Transitory impact of subclinical Shigella infections on biomarkers of environmental enteropathy in children under 2 years

Abstract

Clinical and subclinical Shigella infections among children living in low- and middle-income countries (LMICs) have been associated with long-term adverse effects such as impaired linear growth. The mechanism for the impact of subclinical infections has been theorized to occur through contributions to environmental enteropathy (EE). While Shigella has previously been associated with biomarkers of EE at the time of infection, we evaluated whether this impact was sustained after infections, which would support EE being the mechanism for the effects of Shigella on growth. A prospective birth cohort study of 1,715 children living in 8 different LMICs was conducted. Over the course of 24 months, monthly non-diarrheal stool samples were analyzed for subclinical Shigella infections through quantitative PCR methods. EE was reflected by elevated concentrations of 3 fecal biomarkers: myeloperoxidase (MPO), neopterin (NEO), and alpha-1-antitrypsin (AAT). MPO concentrations were found to be significantly higher by 0.30 ln(nm/mL) (95% CI: 0.23, 0.37) in the initial month of Shigella detection among stools with subclinical Shigella infections. After the Shigella infection, MPO concentrations declined throughout the following 6 months, and concentrations were lower by 6 months post-infection [MPO 6-month difference: -0.16 ln(nm/mL) (95% CI: -0.26, -0.04)]. Subclinical Shigella infections had no effect on NEO concentration levels within the initial month of Shigella detection but did decrease post-infection. Subclinical Shigella infections had no effect on AAT concentration levels until 6 months post-infection [AAT difference: -0.13 ln(mg/g) (95% CI: -0.24, -0.03)]. These findings did not differ by antibiotic use around time of index infection. The impact of Shigella on biomarkers of EE was not sustained, suggesting the negative association between Shigella and growth could be explained by the accumulation of time-limited rather than persistent effects on inflammation.

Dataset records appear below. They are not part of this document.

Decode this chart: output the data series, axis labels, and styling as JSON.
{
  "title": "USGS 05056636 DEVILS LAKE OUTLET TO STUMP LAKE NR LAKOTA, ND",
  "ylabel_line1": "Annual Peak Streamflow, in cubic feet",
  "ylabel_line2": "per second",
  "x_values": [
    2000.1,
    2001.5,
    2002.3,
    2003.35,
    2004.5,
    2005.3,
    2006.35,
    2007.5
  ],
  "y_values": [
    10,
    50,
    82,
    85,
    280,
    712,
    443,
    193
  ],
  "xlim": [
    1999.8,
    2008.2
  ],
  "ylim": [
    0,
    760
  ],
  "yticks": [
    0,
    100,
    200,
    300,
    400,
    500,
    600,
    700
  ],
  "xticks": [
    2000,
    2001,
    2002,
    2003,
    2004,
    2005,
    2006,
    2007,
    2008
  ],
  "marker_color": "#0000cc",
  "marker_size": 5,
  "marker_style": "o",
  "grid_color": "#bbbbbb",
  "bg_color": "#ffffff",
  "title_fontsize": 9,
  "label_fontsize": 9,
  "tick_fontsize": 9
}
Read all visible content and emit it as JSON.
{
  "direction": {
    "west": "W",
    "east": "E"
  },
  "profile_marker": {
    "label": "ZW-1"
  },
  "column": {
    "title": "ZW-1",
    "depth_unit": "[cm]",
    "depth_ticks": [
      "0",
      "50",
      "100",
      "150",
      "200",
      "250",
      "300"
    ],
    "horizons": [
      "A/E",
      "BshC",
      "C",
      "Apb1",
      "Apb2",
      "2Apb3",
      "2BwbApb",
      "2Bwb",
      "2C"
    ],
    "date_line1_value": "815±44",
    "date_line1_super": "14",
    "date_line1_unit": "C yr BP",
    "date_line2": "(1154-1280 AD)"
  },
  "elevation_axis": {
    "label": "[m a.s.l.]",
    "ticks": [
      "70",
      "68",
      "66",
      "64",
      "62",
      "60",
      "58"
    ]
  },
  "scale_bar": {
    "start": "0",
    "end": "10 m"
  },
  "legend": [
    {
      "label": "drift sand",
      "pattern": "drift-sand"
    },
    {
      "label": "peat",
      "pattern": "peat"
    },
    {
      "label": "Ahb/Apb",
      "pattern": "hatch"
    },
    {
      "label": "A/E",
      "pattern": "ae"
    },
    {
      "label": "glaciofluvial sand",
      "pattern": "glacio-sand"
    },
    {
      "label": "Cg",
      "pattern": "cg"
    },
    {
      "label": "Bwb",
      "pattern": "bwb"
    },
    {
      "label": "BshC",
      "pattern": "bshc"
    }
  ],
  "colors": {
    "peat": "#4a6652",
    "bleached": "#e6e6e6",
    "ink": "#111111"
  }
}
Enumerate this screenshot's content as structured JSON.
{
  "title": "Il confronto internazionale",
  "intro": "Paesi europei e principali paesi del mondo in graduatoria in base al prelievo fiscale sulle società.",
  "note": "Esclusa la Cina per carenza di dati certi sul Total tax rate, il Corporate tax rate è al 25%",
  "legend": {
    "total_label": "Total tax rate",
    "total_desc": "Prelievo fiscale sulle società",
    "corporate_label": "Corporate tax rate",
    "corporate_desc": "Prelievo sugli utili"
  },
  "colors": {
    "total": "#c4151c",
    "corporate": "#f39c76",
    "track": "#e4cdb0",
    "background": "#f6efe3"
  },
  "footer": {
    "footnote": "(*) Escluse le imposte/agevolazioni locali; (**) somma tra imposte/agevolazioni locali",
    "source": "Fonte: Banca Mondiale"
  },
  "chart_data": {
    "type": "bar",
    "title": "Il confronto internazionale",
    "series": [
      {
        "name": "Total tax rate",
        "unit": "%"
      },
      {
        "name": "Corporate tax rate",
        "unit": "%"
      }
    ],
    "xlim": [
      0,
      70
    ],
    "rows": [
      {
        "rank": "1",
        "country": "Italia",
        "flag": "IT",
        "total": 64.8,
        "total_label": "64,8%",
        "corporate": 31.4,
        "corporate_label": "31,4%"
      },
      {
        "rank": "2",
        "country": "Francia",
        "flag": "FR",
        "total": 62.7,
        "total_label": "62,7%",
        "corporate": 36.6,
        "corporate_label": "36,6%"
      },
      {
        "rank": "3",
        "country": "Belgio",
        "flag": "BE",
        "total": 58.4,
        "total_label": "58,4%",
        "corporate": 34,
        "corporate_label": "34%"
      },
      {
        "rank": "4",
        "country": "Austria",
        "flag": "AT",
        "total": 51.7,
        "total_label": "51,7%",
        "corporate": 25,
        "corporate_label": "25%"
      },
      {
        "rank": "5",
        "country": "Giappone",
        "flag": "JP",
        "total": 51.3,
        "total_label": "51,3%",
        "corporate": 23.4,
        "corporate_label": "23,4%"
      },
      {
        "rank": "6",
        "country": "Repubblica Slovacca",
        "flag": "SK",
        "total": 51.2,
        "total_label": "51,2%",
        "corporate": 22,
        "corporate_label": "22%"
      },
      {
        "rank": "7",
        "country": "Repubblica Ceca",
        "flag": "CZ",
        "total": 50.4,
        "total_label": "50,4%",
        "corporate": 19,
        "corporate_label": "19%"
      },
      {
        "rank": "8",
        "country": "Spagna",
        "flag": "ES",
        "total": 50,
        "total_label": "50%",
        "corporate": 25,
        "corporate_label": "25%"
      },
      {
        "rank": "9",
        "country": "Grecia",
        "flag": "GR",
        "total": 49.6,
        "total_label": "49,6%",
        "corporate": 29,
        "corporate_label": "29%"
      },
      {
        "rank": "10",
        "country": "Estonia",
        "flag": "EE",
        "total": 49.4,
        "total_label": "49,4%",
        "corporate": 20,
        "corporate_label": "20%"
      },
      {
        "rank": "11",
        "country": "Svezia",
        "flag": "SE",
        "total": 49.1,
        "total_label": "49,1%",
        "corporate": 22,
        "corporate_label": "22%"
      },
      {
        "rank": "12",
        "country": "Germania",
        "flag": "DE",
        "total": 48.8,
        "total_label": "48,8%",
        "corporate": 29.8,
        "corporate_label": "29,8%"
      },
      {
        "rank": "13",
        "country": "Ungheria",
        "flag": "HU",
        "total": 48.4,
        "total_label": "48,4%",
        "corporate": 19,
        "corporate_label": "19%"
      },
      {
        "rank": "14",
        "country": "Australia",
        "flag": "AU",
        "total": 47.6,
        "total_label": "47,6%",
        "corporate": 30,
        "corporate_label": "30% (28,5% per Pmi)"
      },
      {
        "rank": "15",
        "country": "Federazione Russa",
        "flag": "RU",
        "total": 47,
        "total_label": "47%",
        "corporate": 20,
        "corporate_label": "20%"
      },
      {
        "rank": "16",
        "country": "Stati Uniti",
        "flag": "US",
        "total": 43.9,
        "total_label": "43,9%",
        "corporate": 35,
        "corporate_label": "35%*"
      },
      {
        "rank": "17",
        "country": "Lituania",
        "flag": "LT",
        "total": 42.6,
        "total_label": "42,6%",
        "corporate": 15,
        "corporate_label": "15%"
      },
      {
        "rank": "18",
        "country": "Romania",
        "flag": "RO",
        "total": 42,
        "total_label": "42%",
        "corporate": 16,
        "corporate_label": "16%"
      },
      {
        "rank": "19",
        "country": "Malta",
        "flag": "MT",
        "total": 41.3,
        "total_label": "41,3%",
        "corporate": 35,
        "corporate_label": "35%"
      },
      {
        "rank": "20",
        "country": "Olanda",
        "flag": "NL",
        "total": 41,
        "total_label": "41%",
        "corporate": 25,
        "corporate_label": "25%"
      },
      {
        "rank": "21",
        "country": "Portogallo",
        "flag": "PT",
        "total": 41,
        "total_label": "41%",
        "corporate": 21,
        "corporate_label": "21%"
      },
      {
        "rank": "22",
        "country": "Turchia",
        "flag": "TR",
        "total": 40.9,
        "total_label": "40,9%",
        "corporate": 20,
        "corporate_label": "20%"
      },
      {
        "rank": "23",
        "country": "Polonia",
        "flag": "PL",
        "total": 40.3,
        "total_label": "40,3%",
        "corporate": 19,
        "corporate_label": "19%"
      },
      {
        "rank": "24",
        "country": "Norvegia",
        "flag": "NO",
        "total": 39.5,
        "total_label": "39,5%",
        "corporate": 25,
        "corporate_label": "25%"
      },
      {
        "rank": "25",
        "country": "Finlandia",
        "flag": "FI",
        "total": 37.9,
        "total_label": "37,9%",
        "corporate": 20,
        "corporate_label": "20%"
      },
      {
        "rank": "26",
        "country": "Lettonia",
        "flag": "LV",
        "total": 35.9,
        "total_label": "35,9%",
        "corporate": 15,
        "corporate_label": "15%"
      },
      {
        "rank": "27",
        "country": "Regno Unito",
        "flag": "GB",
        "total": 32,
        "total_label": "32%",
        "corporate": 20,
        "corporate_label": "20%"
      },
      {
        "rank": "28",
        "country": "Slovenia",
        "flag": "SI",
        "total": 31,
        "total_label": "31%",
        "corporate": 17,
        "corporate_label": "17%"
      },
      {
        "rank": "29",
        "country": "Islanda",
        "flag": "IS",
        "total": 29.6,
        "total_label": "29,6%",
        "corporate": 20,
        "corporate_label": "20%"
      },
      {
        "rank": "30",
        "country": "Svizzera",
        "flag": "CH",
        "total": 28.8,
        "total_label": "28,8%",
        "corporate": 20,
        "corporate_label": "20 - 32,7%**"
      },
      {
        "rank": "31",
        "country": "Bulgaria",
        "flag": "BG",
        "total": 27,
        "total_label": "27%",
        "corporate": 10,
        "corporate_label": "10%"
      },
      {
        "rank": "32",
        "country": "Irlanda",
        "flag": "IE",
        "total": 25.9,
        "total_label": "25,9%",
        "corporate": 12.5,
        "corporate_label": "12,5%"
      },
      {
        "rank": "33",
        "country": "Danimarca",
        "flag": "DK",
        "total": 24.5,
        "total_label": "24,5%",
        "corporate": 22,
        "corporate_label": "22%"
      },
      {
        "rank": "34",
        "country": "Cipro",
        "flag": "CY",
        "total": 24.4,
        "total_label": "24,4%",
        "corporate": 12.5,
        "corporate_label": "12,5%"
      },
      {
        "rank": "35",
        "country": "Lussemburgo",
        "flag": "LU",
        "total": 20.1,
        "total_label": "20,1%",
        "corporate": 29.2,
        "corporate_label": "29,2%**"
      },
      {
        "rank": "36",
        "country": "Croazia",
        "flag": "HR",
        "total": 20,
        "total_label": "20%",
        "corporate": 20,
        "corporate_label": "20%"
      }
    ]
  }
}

Fig 1. Association of Shigella infections with EE biomarker concentration over time.

Each plot shows EE biomarker natural log concentration differences and 95% confidence intervals comparing non-diarrheal stool samples with and without Shigella detection at month 0. Concentrations were measured monthly from the index Shigella-positive detection through 6-months post-detection.

Fig 2. Associations between Shigella infections and EE biomarker concentrations from time of index subclinical Shigella detection through 6-months post-detection, stratified by antibiotic use within the 15 days before or after Shigella infection.

Each panel shows the respective EE biomarker natural log concentration differences comparing non-diarrheal stool samples with and without Shigella detection at month 0. Concentrations were measured monthly from the index Shigella-positive detection through 6-months post-detection. The black line represents no antibiotic use, and the red line represents antibiotic use within the 15-days before or after month 0.